Bagi Presiden Jokowi, almarhum K. H. Hasyim Muzadi adalah tokoh penjaga kebhinekaan. Karena dalam pandangan Jokowi, kepergian K.H. Hasyim Muzadi adalah sebuah kehilangan bagi bangsa ini. Dalam laman facebooknya, Jokowi menulis, “bangsa ini kehilangan seorang ulama, guru, penjaga terdepan kebhinekaan” (sumber). Di mata Jokowi, Hasyim Muzadi yang telah dengan sungguh-sungguh mendedikasikan sebagian hidupnya untuk agama dan bangsanya.
Penilaian juga datang dari mantan Presiden RI ke-5, Megawati Soekarno Putri. Hampir senada dengan Presiden Jokowi, di mata Mega, sosok K.H. Hasyim Muzadi adalah pembawa damai dan figur yang menjembatani persaudaraan umat beragama. Menurut Mega, "Beliau sosok yang mampu menciptakan suasana damai di tengah berbagai perbedaan" (sumber). Karena bagi Mega, almarhum memiliki pandangan yang moderat, toleran, dan penuh welas asih.
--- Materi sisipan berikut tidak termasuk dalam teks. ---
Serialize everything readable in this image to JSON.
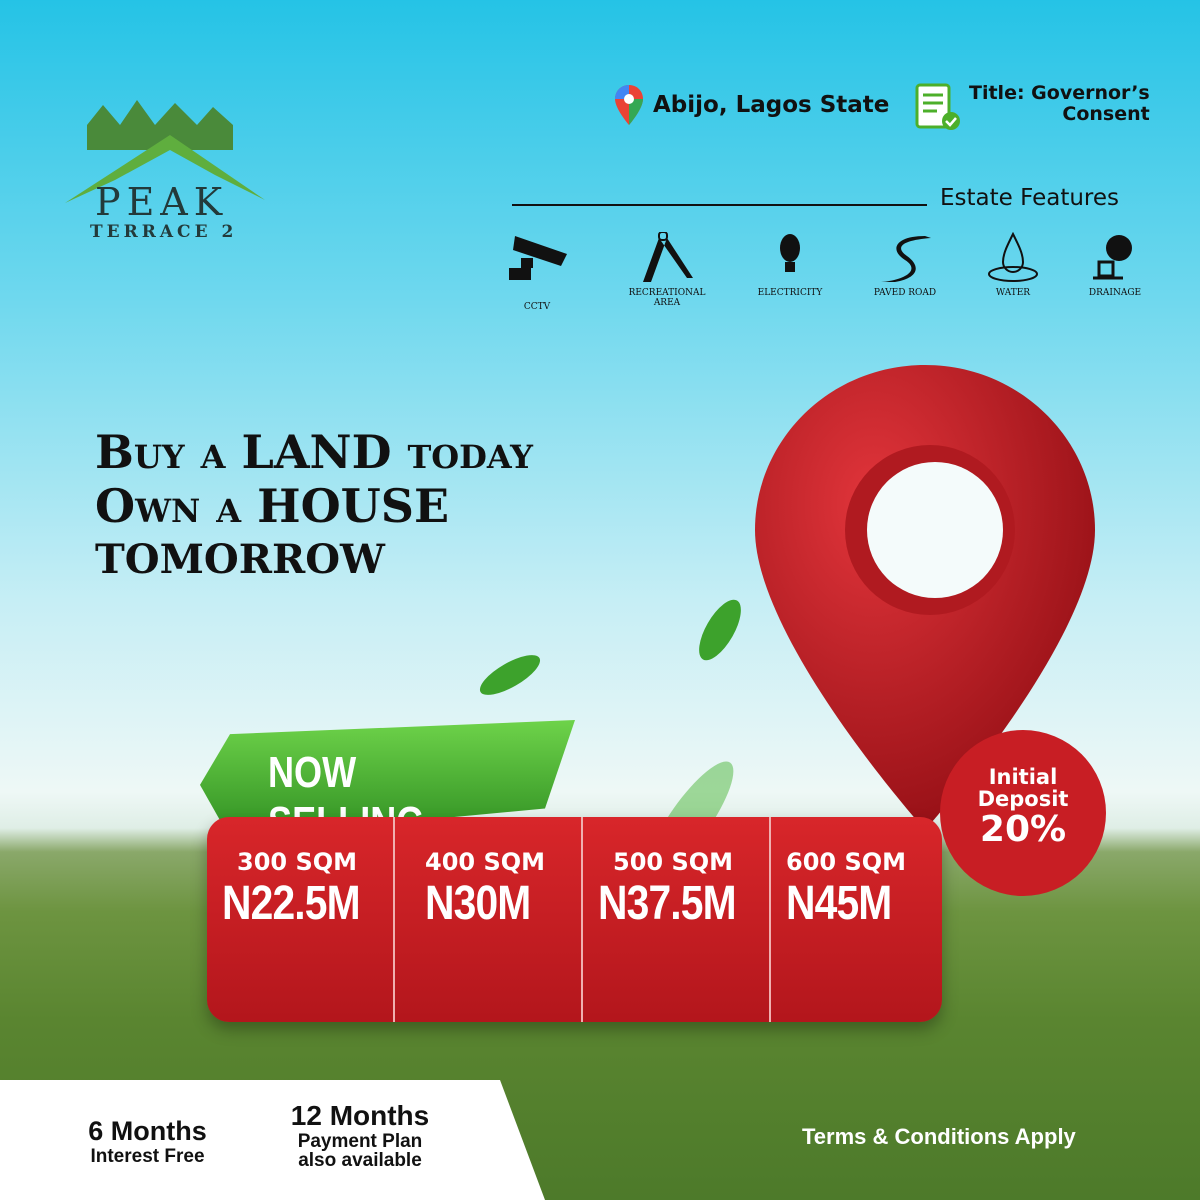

Dari kalangan internal NU juga menyembul ‘pujian’ untuk K.H. Hasyim Muzadi. Diwakili K.H. Masdar Mas’udi, PBNU menyebut "Almarhum adalah kiai yang sangat luwes dalam bergaul. Ia juga luwes dalam menyikapi berbagai hal. Di samping itu, menurut Masdar, almarhum juga merupakan seorang enterprenur” (sumber).
Mantan Ketua Mahkamah Konstitusi (MK), Mahfud MD, juga mempunyai penilaian tersendiri terhadap K.H. Hasyim Muzadi. Menurut Mahfud MD, bahwa K.H. Hasyim Muzadi bukan hanya sekedar tokoh NU, melainkan juga tokoh bangsa (sumber). Maka wajar sebagai bangsa kita kehilangan sososk luwes dan inklusif seperti almarhum, apalagi di tengah hiruk pikuk Pilkada DKI saat ini.
Di mata Mahfud MD, almarhum K.H. Hasyim Muzadi adalah berpadu berbagai ‘keunggulan’. Bagi Mahfud MD, K.H. Hasyim Muzadi memiliki profil yang multi ragam ‘wajah’. Pada diri K.H. Hasyim Muzadi melekat kuat kediriannya yang toleran, harmonis tidak konfrontatif, dan sekaligus juga humoris.